My favorite was the seafood. In particular, our meal at Rainbow restaurant on Lamma Island scores big points for the freshness of its fish (black
garoupa, see etymology) and the tenderness of its razor/bamboo clams - they were about 2 inches long and oh so sweet. We also had excellent crab at the Typhoon Shelter Under Bridge Crab, but we made the "mistake" of ordering the hottest level they could make the crab, and it felt like my lips were going to burn off.

There was an amazing suckling pig at Manor Restaurant - the skin was ridiculously crisp and crackling. Matt and I have a lot to live up to come next Christmas eve. We also had roast goose there, but I gotta say that I'm more of a duck person - the goose was just too fatty and greasy for my tastes. And there's so much more meat per goose!
Dim sum was good, though Matt's friend actually took us to a place that did not have English on the menu. Unfortunately, despite having 3 Asians in the group, none of us could read the Chinese characters all that well, and we ended up guessing on some of them. It was all good, though, and was nice to be at a more "authentic" place.
Xiao long bao (soup dumplings) were actually one of the first meals we had. Ay took us all to Din Tai Fung and we ordered them with hairy crab roe. Wow were those excellent. The skins were perfect - thin and chewy and didn't break easily with handling.

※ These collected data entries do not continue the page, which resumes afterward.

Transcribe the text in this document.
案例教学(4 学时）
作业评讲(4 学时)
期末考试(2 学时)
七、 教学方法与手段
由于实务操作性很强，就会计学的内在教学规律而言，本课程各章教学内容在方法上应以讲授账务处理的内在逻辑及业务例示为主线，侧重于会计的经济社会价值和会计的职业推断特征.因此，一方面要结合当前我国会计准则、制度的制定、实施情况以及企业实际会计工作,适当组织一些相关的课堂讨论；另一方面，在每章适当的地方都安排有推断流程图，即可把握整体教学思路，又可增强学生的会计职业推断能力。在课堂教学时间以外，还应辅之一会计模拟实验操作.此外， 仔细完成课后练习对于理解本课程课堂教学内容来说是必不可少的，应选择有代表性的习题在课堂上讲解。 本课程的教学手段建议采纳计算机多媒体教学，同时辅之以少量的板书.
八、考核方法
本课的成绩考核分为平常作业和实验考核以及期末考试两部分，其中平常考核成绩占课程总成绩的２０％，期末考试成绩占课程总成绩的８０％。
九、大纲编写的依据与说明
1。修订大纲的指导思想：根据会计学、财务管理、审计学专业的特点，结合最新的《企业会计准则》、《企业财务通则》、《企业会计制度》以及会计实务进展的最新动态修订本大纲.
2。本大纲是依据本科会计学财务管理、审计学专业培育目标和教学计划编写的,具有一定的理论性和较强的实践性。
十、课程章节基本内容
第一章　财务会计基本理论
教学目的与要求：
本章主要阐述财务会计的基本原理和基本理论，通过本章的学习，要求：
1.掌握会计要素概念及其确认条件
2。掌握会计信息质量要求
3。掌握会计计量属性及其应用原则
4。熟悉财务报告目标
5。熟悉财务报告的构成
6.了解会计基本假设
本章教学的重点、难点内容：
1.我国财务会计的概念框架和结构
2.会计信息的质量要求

One of the more memorable dinners was at a hush-hush Sichuanese private kitchen. It is run by a very cute and hip couple, where the husband is the host and the wife is the chef. It doesn't have a restaurant license, and so you need to call ahead and ask to be invited for dinner. The food was delicious and I got a new appreciation for Ma Po Tofu (that old standard) that made me realize it doesn't have to be drowning in oil. Dinner was followed by traditional Chinese opera as sung by the chef which was sweet but a little awkward.
What else? Oh yes, street food. Honestly I didn't feel like I needed to have much of that because we were eating so much. But Matt really enjoyed the fish/octopus balls and random offal stews that you could find all over. Meat on sticks! We got cheap sushi for a snack once and I had a great new fish - "snow fish" - which my dad thinks may be cod because that's how it's called in Mandarin.

And of course there was milk tea, which was quite yummy, as well as shaved ice. Now that was really neat - instead of plain ice that you then top with syrup and fruit and gummy things, they actually flavor the ice ahead of time and then shave the flavored ice and add toppings to that. We got a mango ice that was quite refreshing. Kinda like shaved sorbet, but better!
Overall, there was an abundance of good cheap food, as well as good, more expensive Western food. It was hard, though, to get a sense of what "Hong Kong" food is like, because the dominant population is Cantonese, so it mostly just seems Cantonese. But at least there's English on a lot of menus, and you can't go wrong by pointing at other tables and asking for what they're having.